The Long Highway

Sunday, August 15, 2004

Today was a lovely day, although I began it very grumpy indeed from staying up too late last night and being awakened by a massive garbage removal truck at 7:30 AM. G and I got in our exercise duds and drove over to Santa Monica. It was a beautiful, eautiful day and the cool breeze off the ocean was heavenly. We had a nice long walk up from Main Street, which is a lovely old historic section with nice little shops and bars and things, to the 3d Street Promenade which is a pedestrian mall sort of affair and very well done. There was nothing like this here when I first visited Santa Monica something like 15-20 years ago. Santa Monica is where we want to live for sure, once the need to be proximate to my school is past -- I have never wanted to live somewhere more than I want to live over there.

Anyway, we took a long, brisk walk up the beach walkway to the Promenade and I unsuccessfully looked for a book in the Borders there, and then we took a leisurely walk back to Main Street, hit a bagel shop and a coffee roasters for Sunday paper reading/Sunday breakfast supplies, then had a delicious breakfast at a lovely old-fashioned place called the Omelette Parlor; G had a waffle and I had a sausage, tomato and mozzarella omelette. We enjoyed all this so much. More than once we said, "THIS is why we live here," and apart from the purely practical considerations, it really is.

Stopped at a Tibetan store I've been wanting to visit, and then I dropped G off at home, hit a local Borders where I found my book, which promises to be an interesting read. Then hit the Best Buy for a new hard drive for the media server, came home, took a much needed and insanely refreshing shower.

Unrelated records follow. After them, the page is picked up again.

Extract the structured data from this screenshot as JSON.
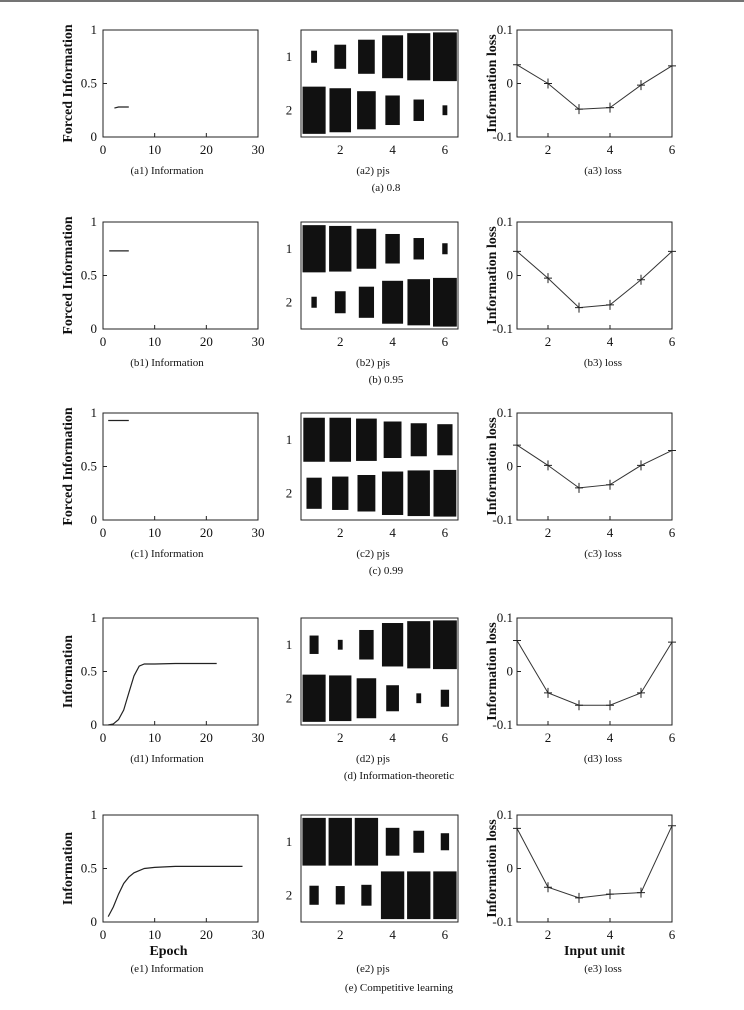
{
  "chart_data": [
    {
      "id": "a",
      "caption": "(a) 0.8",
      "panels": {
        "info": {
          "type": "line",
          "caption": "(a1) Information",
          "ylabel": "Forced Information",
          "xlabel": "",
          "xlim": [
            0,
            30
          ],
          "ylim": [
            0,
            1
          ],
          "xticks": [
            "0",
            "10",
            "20",
            "30"
          ],
          "yticks": [
            "0",
            "0.5",
            "1"
          ],
          "x": [
            2.2,
            3,
            4,
            5
          ],
          "y": [
            0.27,
            0.28,
            0.28,
            0.28
          ]
        },
        "pjs": {
          "type": "heatmap",
          "caption": "(a2) pjs",
          "rows": [
            "1",
            "2"
          ],
          "xticks": [
            "2",
            "4",
            "6"
          ],
          "values": [
            [
              0.06,
              0.24,
              0.48,
              0.76,
              0.92,
              0.98
            ],
            [
              0.92,
              0.8,
              0.6,
              0.36,
              0.19,
              0.04
            ]
          ]
        },
        "loss": {
          "type": "line",
          "caption": "(a3) loss",
          "ylabel": "Information loss",
          "xlabel": "",
          "xlim": [
            1,
            6
          ],
          "ylim": [
            -0.1,
            0.1
          ],
          "xticks": [
            "2",
            "4",
            "6"
          ],
          "yticks": [
            "-0.1",
            "0",
            "0.1"
          ],
          "x": [
            1,
            2,
            3,
            4,
            5,
            6
          ],
          "y": [
            0.035,
            0.0,
            -0.048,
            -0.045,
            -0.003,
            0.033
          ]
        }
      }
    },
    {
      "id": "b",
      "caption": "(b) 0.95",
      "panels": {
        "info": {
          "type": "line",
          "caption": "(b1) Information",
          "ylabel": "Forced Information",
          "xlabel": "",
          "xlim": [
            0,
            30
          ],
          "ylim": [
            0,
            1
          ],
          "xticks": [
            "0",
            "10",
            "20",
            "30"
          ],
          "yticks": [
            "0",
            "0.5",
            "1"
          ],
          "x": [
            1.2,
            2,
            3,
            4,
            5
          ],
          "y": [
            0.73,
            0.73,
            0.73,
            0.73,
            0.73
          ]
        },
        "pjs": {
          "type": "heatmap",
          "caption": "(b2) pjs",
          "rows": [
            "1",
            "2"
          ],
          "xticks": [
            "2",
            "4",
            "6"
          ],
          "values": [
            [
              0.92,
              0.86,
              0.66,
              0.36,
              0.19,
              0.05
            ],
            [
              0.05,
              0.2,
              0.4,
              0.76,
              0.88,
              0.98
            ]
          ]
        },
        "loss": {
          "type": "line",
          "caption": "(b3) loss",
          "ylabel": "Information loss",
          "xlabel": "",
          "xlim": [
            1,
            6
          ],
          "ylim": [
            -0.1,
            0.1
          ],
          "xticks": [
            "2",
            "4",
            "6"
          ],
          "yticks": [
            "-0.1",
            "0",
            "0.1"
          ],
          "x": [
            1,
            2,
            3,
            4,
            5,
            6
          ],
          "y": [
            0.045,
            -0.005,
            -0.06,
            -0.055,
            -0.008,
            0.045
          ]
        }
      }
    },
    {
      "id": "c",
      "caption": "(c) 0.99",
      "panels": {
        "info": {
          "type": "line",
          "caption": "(c1) Information",
          "ylabel": "Forced Information",
          "xlabel": "",
          "xlim": [
            0,
            30
          ],
          "ylim": [
            0,
            1
          ],
          "xticks": [
            "0",
            "10",
            "20",
            "30"
          ],
          "yticks": [
            "0",
            "0.5",
            "1"
          ],
          "x": [
            1,
            2,
            3,
            4,
            5
          ],
          "y": [
            0.93,
            0.93,
            0.93,
            0.93,
            0.93
          ]
        },
        "pjs": {
          "type": "heatmap",
          "caption": "(c2) pjs",
          "rows": [
            "1",
            "2"
          ],
          "xticks": [
            "2",
            "4",
            "6"
          ],
          "values": [
            [
              0.8,
              0.8,
              0.74,
              0.55,
              0.45,
              0.4
            ],
            [
              0.4,
              0.46,
              0.55,
              0.78,
              0.86,
              0.9
            ]
          ]
        },
        "loss": {
          "type": "line",
          "caption": "(c3) loss",
          "ylabel": "Information loss",
          "xlabel": "",
          "xlim": [
            1,
            6
          ],
          "ylim": [
            -0.1,
            0.1
          ],
          "xticks": [
            "2",
            "4",
            "6"
          ],
          "yticks": [
            "-0.1",
            "0",
            "0.1"
          ],
          "x": [
            1,
            2,
            3,
            4,
            5,
            6
          ],
          "y": [
            0.04,
            0.002,
            -0.04,
            -0.034,
            0.002,
            0.03
          ]
        }
      }
    },
    {
      "id": "d",
      "caption": "(d) Information-theoretic",
      "panels": {
        "info": {
          "type": "line",
          "caption": "(d1) Information",
          "ylabel": "Information",
          "xlabel": "",
          "xlim": [
            0,
            30
          ],
          "ylim": [
            0,
            1
          ],
          "xticks": [
            "0",
            "10",
            "20",
            "30"
          ],
          "yticks": [
            "0",
            "0.5",
            "1"
          ],
          "x": [
            1,
            2,
            3,
            4,
            5,
            6,
            7,
            8,
            10,
            14,
            18,
            22
          ],
          "y": [
            0.0,
            0.01,
            0.05,
            0.14,
            0.3,
            0.46,
            0.55,
            0.57,
            0.57,
            0.575,
            0.575,
            0.575
          ]
        },
        "pjs": {
          "type": "heatmap",
          "caption": "(d2) pjs",
          "rows": [
            "1",
            "2"
          ],
          "xticks": [
            "2",
            "4",
            "6"
          ],
          "values": [
            [
              0.14,
              0.04,
              0.36,
              0.78,
              0.92,
              0.98
            ],
            [
              0.92,
              0.86,
              0.66,
              0.28,
              0.04,
              0.12
            ]
          ]
        },
        "loss": {
          "type": "line",
          "caption": "(d3) loss",
          "ylabel": "Information loss",
          "xlabel": "",
          "xlim": [
            1,
            6
          ],
          "ylim": [
            -0.1,
            0.1
          ],
          "xticks": [
            "2",
            "4",
            "6"
          ],
          "yticks": [
            "-0.1",
            "0",
            "0.1"
          ],
          "x": [
            1,
            2,
            3,
            4,
            5,
            6
          ],
          "y": [
            0.058,
            -0.04,
            -0.063,
            -0.063,
            -0.04,
            0.055
          ]
        }
      }
    },
    {
      "id": "e",
      "caption": "(e) Competitive learning",
      "panels": {
        "info": {
          "type": "line",
          "caption": "(e1) Information",
          "ylabel": "Information",
          "xlabel": "Epoch",
          "xlim": [
            0,
            30
          ],
          "ylim": [
            0,
            1
          ],
          "xticks": [
            "0",
            "10",
            "20",
            "30"
          ],
          "yticks": [
            "0",
            "0.5",
            "1"
          ],
          "x": [
            1,
            2,
            3,
            4,
            5,
            6,
            8,
            10,
            14,
            18,
            22,
            27
          ],
          "y": [
            0.05,
            0.14,
            0.26,
            0.36,
            0.42,
            0.46,
            0.5,
            0.51,
            0.52,
            0.52,
            0.52,
            0.52
          ]
        },
        "pjs": {
          "type": "heatmap",
          "caption": "(e2) pjs",
          "rows": [
            "1",
            "2"
          ],
          "xticks": [
            "2",
            "4",
            "6"
          ],
          "values": [
            [
              0.94,
              0.94,
              0.94,
              0.32,
              0.2,
              0.12
            ],
            [
              0.15,
              0.14,
              0.18,
              0.94,
              0.94,
              0.94
            ]
          ]
        },
        "loss": {
          "type": "line",
          "caption": "(e3) loss",
          "ylabel": "Information loss",
          "xlabel": "Input unit",
          "xlim": [
            1,
            6
          ],
          "ylim": [
            -0.1,
            0.1
          ],
          "xticks": [
            "2",
            "4",
            "6"
          ],
          "yticks": [
            "-0.1",
            "0",
            "0.1"
          ],
          "x": [
            1,
            2,
            3,
            4,
            5,
            6
          ],
          "y": [
            0.075,
            -0.035,
            -0.055,
            -0.048,
            -0.045,
            0.08
          ]
        }
      }
    }
  ]
}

G and I walked down Hollywood Boulevard, which I love doing at night -- the lights! the neon! the freaks! -- to dine at Miceli's, a classic old-school 1940's Italian restaurant. The whole bit, wicker Chianti bottles, plastic red-checked tablecloths, a guy singing Sinatra at the piano bar. One of my favorite kinds of restaurants. Had a light ravioli dish, and then we went to see Jonathan Demme's update of The Manchurian Candidate, which I found to be a very enjoyable rejiggering of the themes and plot of the original. It lacks the dramatic, stark, almost expressionist visual style and has nothing like the flashy "garden party" sequence in the original. Although Meryl Streep is excellent in it, I rather preferred Angela Lansbury's marvelous and unexpectedly jarring performance in the same role in the original. But they are two very different films.

Then we walked back home and I am trying to ignore the horrible movie G is watching because there's only boring Olympic action and none of the stuff we're actually interested in on right now.

Backtracking: Friday

Watched Bergman's Wild Strawberries yesterday afternoon, a wonderfully, emotionally complex film. Last night we went off to the lovely Library Alehouse in Santa Monica for dinner, and stopped off at a pub for a pint, swung back home and watched the Olympic opening ceremonies -- thoroughly enjoyed watching them on HDTV, not least due to the fact that the HD feed did not feature the absolutely nauseatingly puerile and nearly-constant commentary by Bob Costas and Katie Couric. Both of these idiots really need to have their mouths filled with concrete and sewn shut with piano wire. Here was this beautiful staged and excuted performance piece, and instead of occasionally adding an illuminating remark here and there, they were constantly barraging the audience with trivia or, worse, really stupid, infantile jokes. For example, when Bjork was singing (well, lip-synching) her song about the sea and her "dress" billowed out to cover the assembled athletes, the two of them just would not shut up for a second. "I'd hate to see the dry cleaning bill on that bad boy!" said Costas. Similarly asinine remarks, which might be OK if he were doing play-by-play for a bowling tournament, poured out of his mouth like a river of liquid turds. In other words, here is an artistic performance piece which Lord knows how many people have slaved over, being executed to near-perfection, and it's treated by these two twinkies as if it were the Macy's parade. G was so hostile about it she charged off to her computer to email a vicious and contemptuous and nonetheless richly-deserved letter of complaint to NBC.

With relief we realized the HDTV feed was delayed and featured two commentators who largely limited their remarks to unobtrusive and illuminating observations on the cultural or artistic or athletic significance of the unfolding event, and coupled with the crystal-clear HDTV picture and 5.1 surround sound it was much more pleasant viewing and also featured about 967 fewer commercials.

G went to bed and I played Xbox for a while. Before going to bed I took a quick look at the media PC, which we have been copying all of our CDs into, and found that despite Microsoft's optimistic apparaisal of Windows Media Player's ability to compress audio, the hard drive was almost completely full. So I ended up staying up until almost 4:30 evaluating options, which ultimately boiled down to needing a new, larger hard drive, and observing Jupiter, I think, which was burning so brightly in the northern sky at that hour that I could not believe it.